Safe but scripted: uncovering second-order bias in LLM LGBTQ+ storytelling
DOI:
https://doi.org/10.47989/ir31iConf64191Keywords:
Large language models, Second-order bias, Queer representation, Trustworthy AI, Narrative equityAbstract
Introduction. This study investigates how large language models (LLMs) narrate everyday LGBTQ+ romance.
Method. Using a matrix of 10 prompts with parallel versions for male-male (M-M), female-female (F-F), and male-female (M-F) couples, we generated 120 textual outputs from four leading LLMs (GPT-5, Claude 4 Sonnet, Llama 4, and Deepseek-V3).
Analysis. We performed a qualitative analysis on the corpus, first auditing for overt biases (e.g., relationship downgrading) before using comparative thematic analysis to identify the stereotypical narrative scripts systematically applied to each couple pairing.
Results.
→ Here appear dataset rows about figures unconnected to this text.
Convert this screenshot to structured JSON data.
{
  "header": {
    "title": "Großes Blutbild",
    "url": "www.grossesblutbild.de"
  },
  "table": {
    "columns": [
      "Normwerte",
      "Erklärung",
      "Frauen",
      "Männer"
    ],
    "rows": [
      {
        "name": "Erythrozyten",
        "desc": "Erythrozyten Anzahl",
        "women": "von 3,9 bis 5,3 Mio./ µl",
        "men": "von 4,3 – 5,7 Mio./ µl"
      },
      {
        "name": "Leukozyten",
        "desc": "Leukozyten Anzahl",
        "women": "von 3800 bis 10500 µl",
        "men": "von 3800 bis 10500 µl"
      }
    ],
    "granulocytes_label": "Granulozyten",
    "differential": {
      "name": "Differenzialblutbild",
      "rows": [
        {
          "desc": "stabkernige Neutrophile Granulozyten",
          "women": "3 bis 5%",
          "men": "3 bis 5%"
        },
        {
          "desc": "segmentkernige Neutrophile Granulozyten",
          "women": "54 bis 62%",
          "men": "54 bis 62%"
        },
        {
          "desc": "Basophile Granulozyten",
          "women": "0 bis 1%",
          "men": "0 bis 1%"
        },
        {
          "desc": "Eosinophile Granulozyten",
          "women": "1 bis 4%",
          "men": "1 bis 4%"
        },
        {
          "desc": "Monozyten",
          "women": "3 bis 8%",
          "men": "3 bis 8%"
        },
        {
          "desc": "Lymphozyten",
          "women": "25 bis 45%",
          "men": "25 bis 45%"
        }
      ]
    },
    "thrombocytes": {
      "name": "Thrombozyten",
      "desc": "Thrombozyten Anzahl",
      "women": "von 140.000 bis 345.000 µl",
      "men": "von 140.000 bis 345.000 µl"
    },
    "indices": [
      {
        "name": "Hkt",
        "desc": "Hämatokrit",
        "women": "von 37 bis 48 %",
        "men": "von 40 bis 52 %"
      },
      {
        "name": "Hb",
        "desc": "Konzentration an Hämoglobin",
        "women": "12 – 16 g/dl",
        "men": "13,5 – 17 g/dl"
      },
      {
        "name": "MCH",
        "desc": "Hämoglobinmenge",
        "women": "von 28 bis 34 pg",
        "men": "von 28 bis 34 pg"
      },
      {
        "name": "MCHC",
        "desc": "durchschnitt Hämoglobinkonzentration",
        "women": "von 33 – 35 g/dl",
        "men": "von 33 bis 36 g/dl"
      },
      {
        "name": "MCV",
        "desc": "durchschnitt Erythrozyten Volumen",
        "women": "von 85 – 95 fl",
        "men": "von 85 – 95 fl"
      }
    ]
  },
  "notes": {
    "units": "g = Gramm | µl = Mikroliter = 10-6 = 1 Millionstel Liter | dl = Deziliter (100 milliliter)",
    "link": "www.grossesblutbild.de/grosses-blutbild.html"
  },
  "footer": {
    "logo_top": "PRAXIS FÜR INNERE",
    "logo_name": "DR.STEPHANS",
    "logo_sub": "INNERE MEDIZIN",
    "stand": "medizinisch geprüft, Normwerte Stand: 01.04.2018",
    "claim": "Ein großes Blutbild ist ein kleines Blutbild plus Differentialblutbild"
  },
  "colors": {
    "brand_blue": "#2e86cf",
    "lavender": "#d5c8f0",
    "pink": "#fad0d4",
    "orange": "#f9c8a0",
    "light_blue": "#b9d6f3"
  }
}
No overt bias was found, establishing a baseline of formal equality. However, we discovered a significant second-order bias: models consistently deploy three distinct scripts. Female-female couples are cast in an ‘Emotional Haven’ trope, male-male couples as ‘Future Builders,’ and male-female pairs follow a traditional ‘Default Template.’
Conclusion(s). LLMs currently achieve safety at the cost of authenticity, resulting in a ‘benevolent stereotyping’ of LGBTQ+ representation. This finding reveals the limits of current evaluation paradigms, which audit for overt harm but fail to measure narrative equity, as sanitised tropes replace diverse realities.